Doctor Who: Tenaciously Average, Relentlessly Dull, Irritatingly Standard
by thethreepennyguignol
You know, I didn’t think a lot about last week’s season premiere, The Pilot, in the time between that episode and this one. I mean, that probably is a good sign – with episodes I hate, I find myself washing dishes three days later and quietly fuming over some tiny plot-hole that I’ve just realized exists. But I ended up half-forgetting that the show had even come back, with the episode’s inconsequential plot and relative alrightness being neatly filed away in my head, not to be thought of again. Coming into Smile, the second episode of the season, I couldn’t help but hope for something a little more memorable, even if it was more flawed; something I could actually get my teeth into and enjoy reviewing.
And….nope. In a word. Look, as episodes of the Moffat era go, Smile was adequate; it followed the Doctor and Bill as they headed off to a far-flung colony of Earth, only to find it devoid of humans, thanks to a cluster of robots meant to help their human charges who actually, obviously, killed them off. “Technology gone wrong” is sort of a banner theme for a lot of standalone DW episodes, especially in the last few years, and while I think that they can produce some interesting stories, when you set a story around something as sterile as machinery, you’ve really got to lean hard on the human aspect to keep it from drifting into terrifically uncompelling television.
But I digress; let’s talk about some of the things I did like about the episode. I’m still simply adoring Bill, and Pearl Mackie is killing it with her second outing – bright, buzzy, and optimistic with just a touch of melancholy, she’s charming as hell and made this talk-heavy episode at least passable when she was on-screen. The look of the Earth colony, too, was really special, feeling at a least a little different to most of the generic, interchangeable futures we see in DW.
And…oh, shit, that’s it, I’m out of good things to say already. Not that the rest of the episode was tremendously awful, but all of veered between boring, face-squinchingly odd, and trite as hell. As I mentioned, it was a talky episode, which is fine when you’ve got a great grip on the characters and their chemistry but fell a little flat here, especially when so much of the talking focused on artless exposition instead of character development. Murray Gold really, really needs to move on now, as his score for this episode just proved distractingly twee, twinkling giddily all over these fifty minutes like a four-year-old jabbing her fairy princess wand into your eye.

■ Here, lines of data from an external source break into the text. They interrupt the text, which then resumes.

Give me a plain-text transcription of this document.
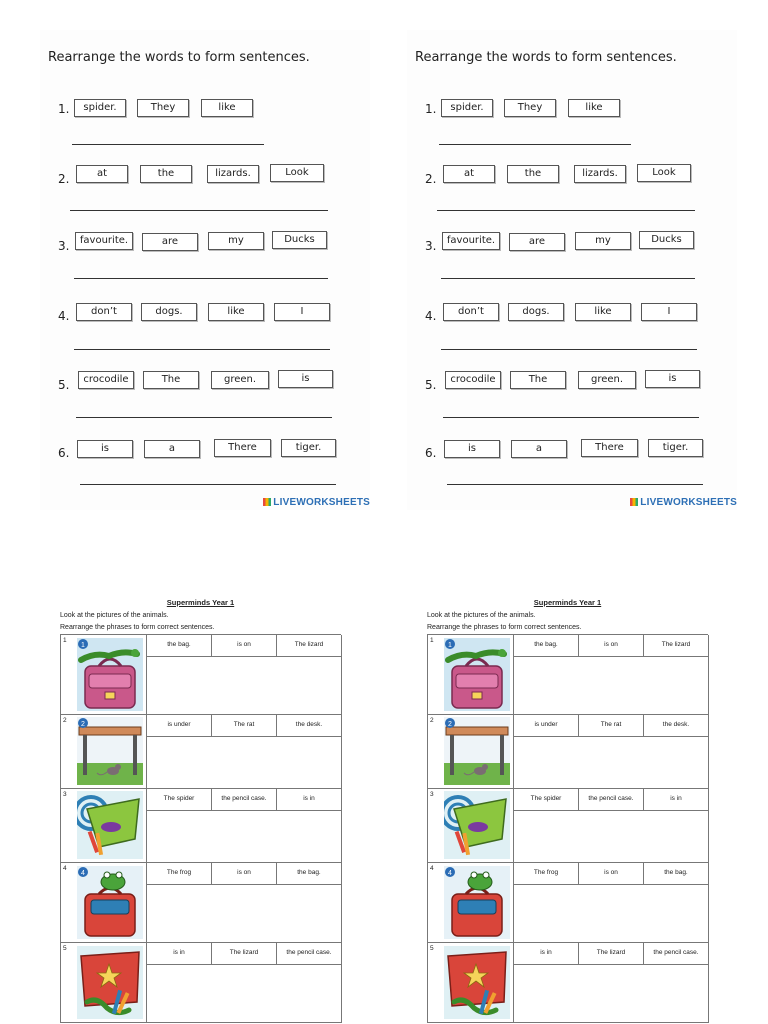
Rearrange the words to form sentences.
1.	spider.	They	like
2.	at	the	lizards.	Look
3.	favourite.	are	my	Ducks
4.	don’t	dogs.	like	I
5.	crocodile	The	green.	is
6.	is	a	There	tiger.
LIVEWORKSHEETS
Rearrange the words to form sentences.
1.	spider.	They	like
2.	at	the	lizards.	Look
3.	favourite.	are	my	Ducks
4.	don’t	dogs.	like	I
5.	crocodile	The	green.	is
6.	is	a	There	tiger.
LIVEWORKSHEETS
Superminds Year 1
Look at the pictures of the animals.
Rearrange the phrases to form correct sentences.
1
1	the bag.	is on	The lizard
2
2	is under	The rat	the desk.
3
The spider	the pencil case.	is in
4
4	The frog	is on	the bag.
5
is in	The lizard	the pencil case.
Superminds Year 1
Look at the pictures of the animals.
Rearrange the phrases to form correct sentences.
1
1	the bag.	is on	The lizard
2
2	is under	The rat	the desk.
3
The spider	the pencil case.	is in
4
4	The frog	is on	the bag.
5
is in	The lizard	the pencil case.
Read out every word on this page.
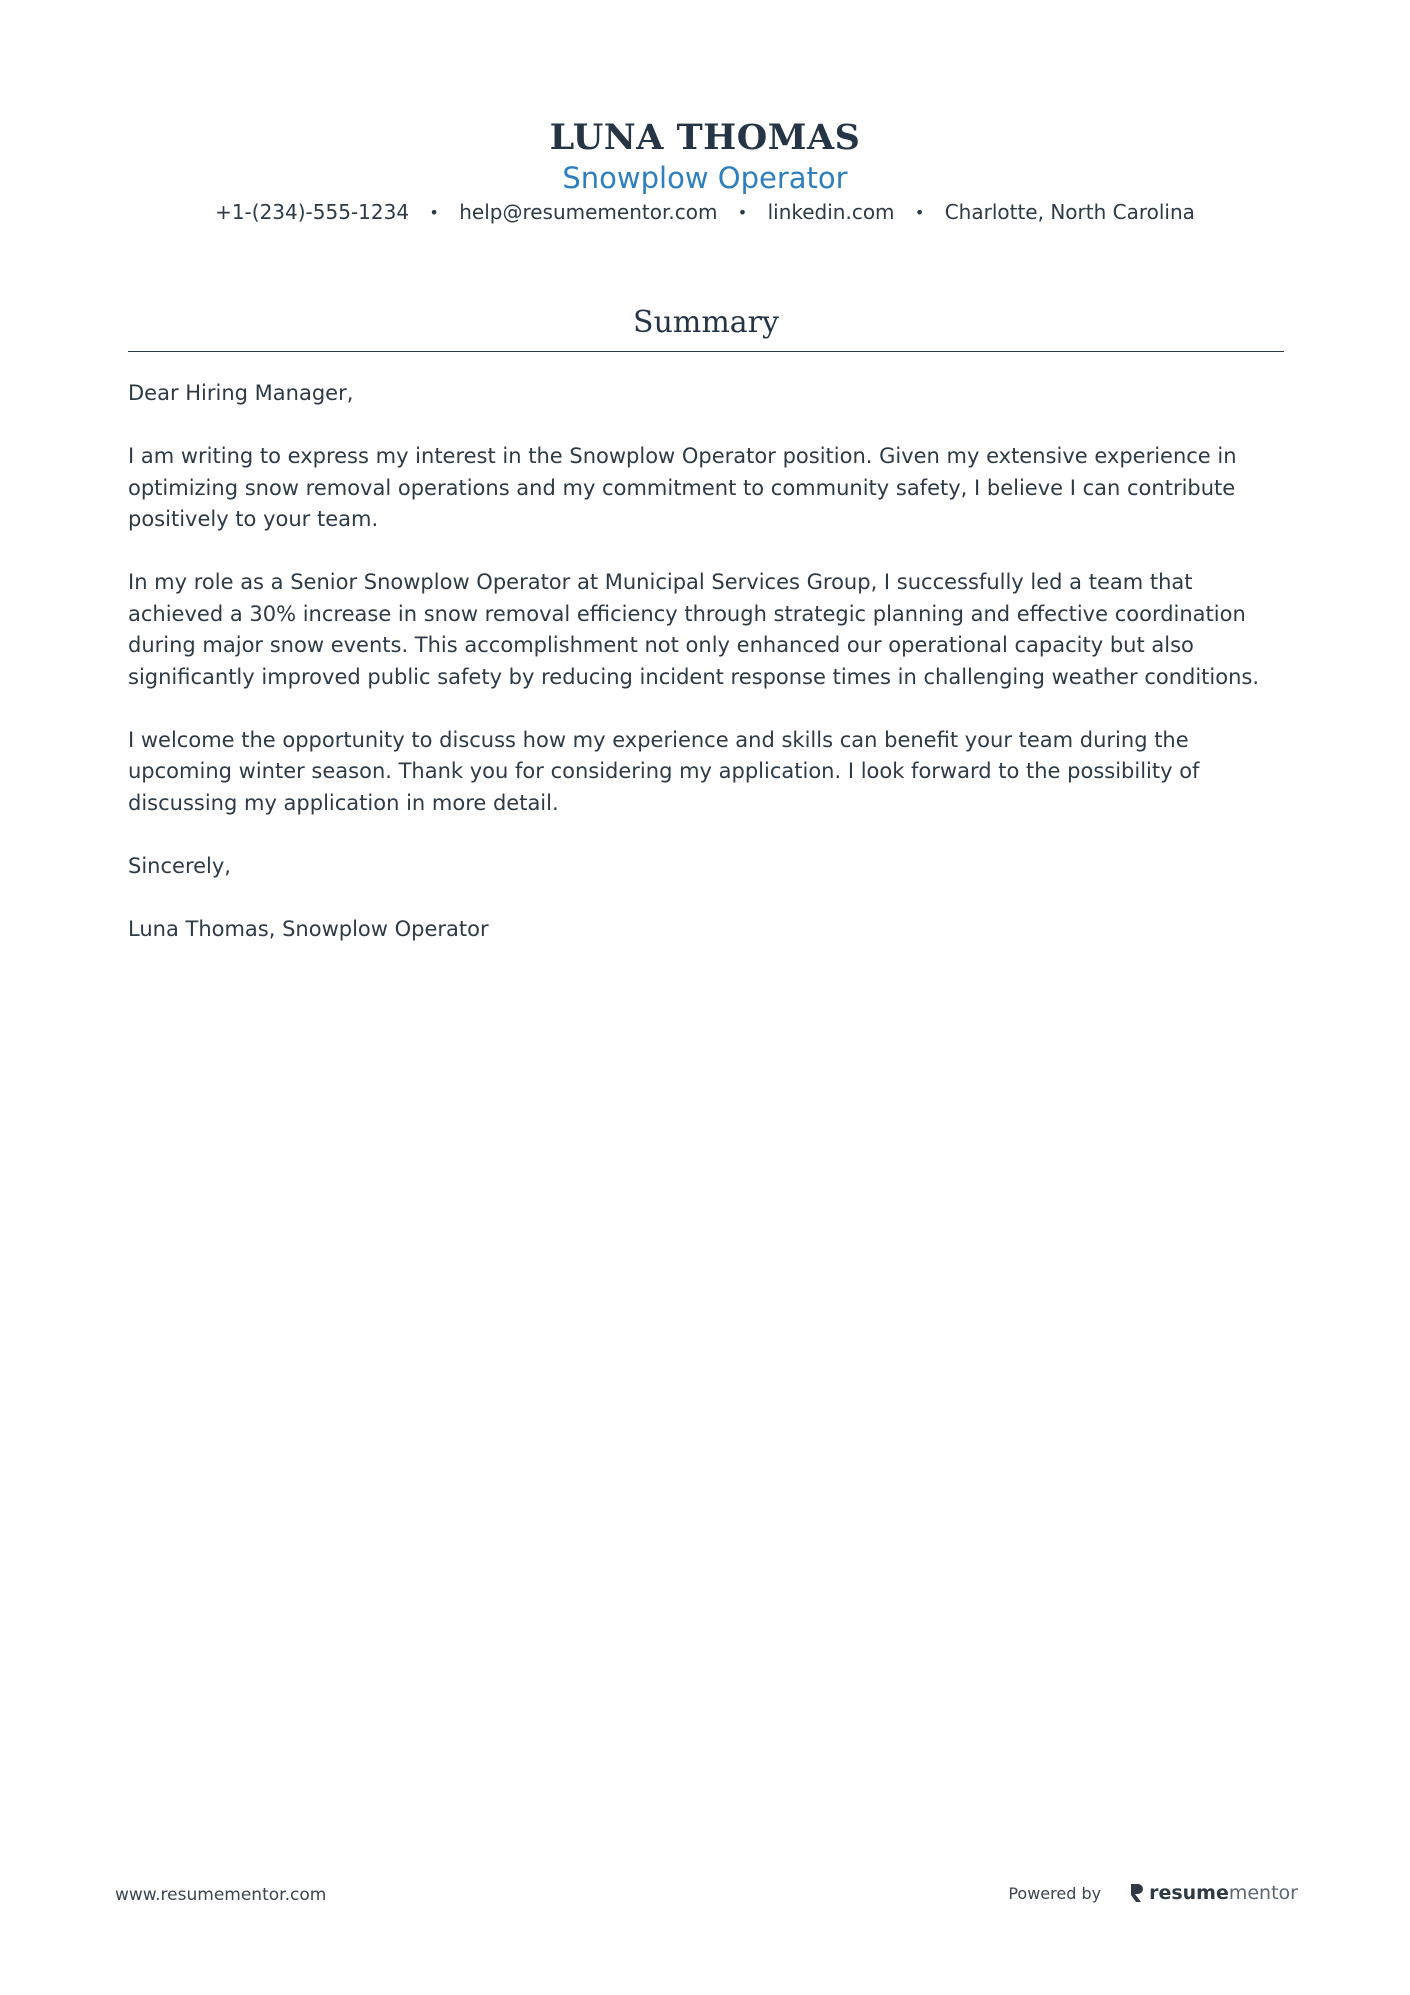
LUNA THOMAS
Snowplow Operator
+1-(234)-555-1234 • help@resumementor.com • linkedin.com • Charlotte, North Carolina
Summary

Dear Hiring Manager,

I am writing to express my interest in the Snowplow Operator position. Given my extensive experience in optimizing snow removal operations and my commitment to community safety, I believe I can contribute positively to your team.

In my role as a Senior Snowplow Operator at Municipal Services Group, I successfully led a team that achieved a 30% increase in snow removal efficiency through strategic planning and effective coordination during major snow events. This accomplishment not only enhanced our operational capacity but also significantly improved public safety by reducing incident response times in challenging weather conditions.

I welcome the opportunity to discuss how my experience and skills can benefit your team during the upcoming winter season. Thank you for considering my application. I look forward to the possibility of discussing my application in more detail.

Sincerely,

Luna Thomas, Snowplow Operator

www.resumementor.com	Powered by	resume mentor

And then, of course, there was that story to contend with.
I feel like story is something that often takes a backseat in TV these days. Character is where it’s at. I’m watching Mad Men for the first time at the moment, and barely anything actually happens week to week but the characters are so bloody compelling and nuanced that I barely notice. I love stories that focused on deep, fascinating characters, even if it sometimes comes at the expense of the plot – see also, Rings of Akhaten, Clara’s second episode and an analogue to this one, where the whole thing revolves around a big, dramatic, character-building speech that renders everything else in the episode forgettable by comparison. Smile seemed to want to do a talky, dense character piece while also telling this convoluted sci-fi story, and neither side of the coin really worked.
There were odd lines in there that legitimately made no sense – “What’s the opposite of a genocide? A lecture!” – not to mention an ending that relied on the Doctor to wave the sonic screwdriver around to save the day. Every time it felt as though the episode had reached a natural climax, it wheezed in another breath to make a run-up for an even bigger plot point, and managed to muddle any message it might have had about the state of modern technology into near-uselessness. The episode closes out a confusing coda as the Doctor sort of resets the spooky robots who apparently were developing some kind of conciousness in an act that seems too callous for him, and then they dash off with a hand-wave about the humans having to not remind them of their previous deeds.
This episode was written by Frank Cottrell Boyce, the man behind the atrocious In the Forest of the Shite (too easy, really), and that episode’s habit of cramming too much plot and too little story into an episode. It sucks, and I hope we don’t see him writing for the show again soon. He doesn’t suit it. And, as with his previous episode, this was distinctly lacking a really solid human element to the story, something that I always looked to Doctor Who to provide. For an episode that was meant to centre around the power of grief, it was pretty emotionless, with the actual humanity of the episode feeling hurried in at the last minute to provide some stakes.
But, more than anything, this episode wasn’t memorable. It wasn’t dreck – despite my criticisms here, nothing about it rendered it bad enough to really hate. But it wasn’t even passably good, either, and I really hope this isn’t setting up a standard for the rest of the season. Yes, we’re only two episodes in, but both episodes have been throwaway bits of nothing with little to define them as actually worth remembering (aside from, of course, Bill). With the tantalising promise of the always-thrilling Missy (not to mention The Master) returning to our screens, I can only hope the rest of season ten does a better job making an actual impression that Smile did.
But do I spy another episode shot by sidling over to the Victorian sets again? I’ll have you yet, Moffat, even if you did spring for an elephant.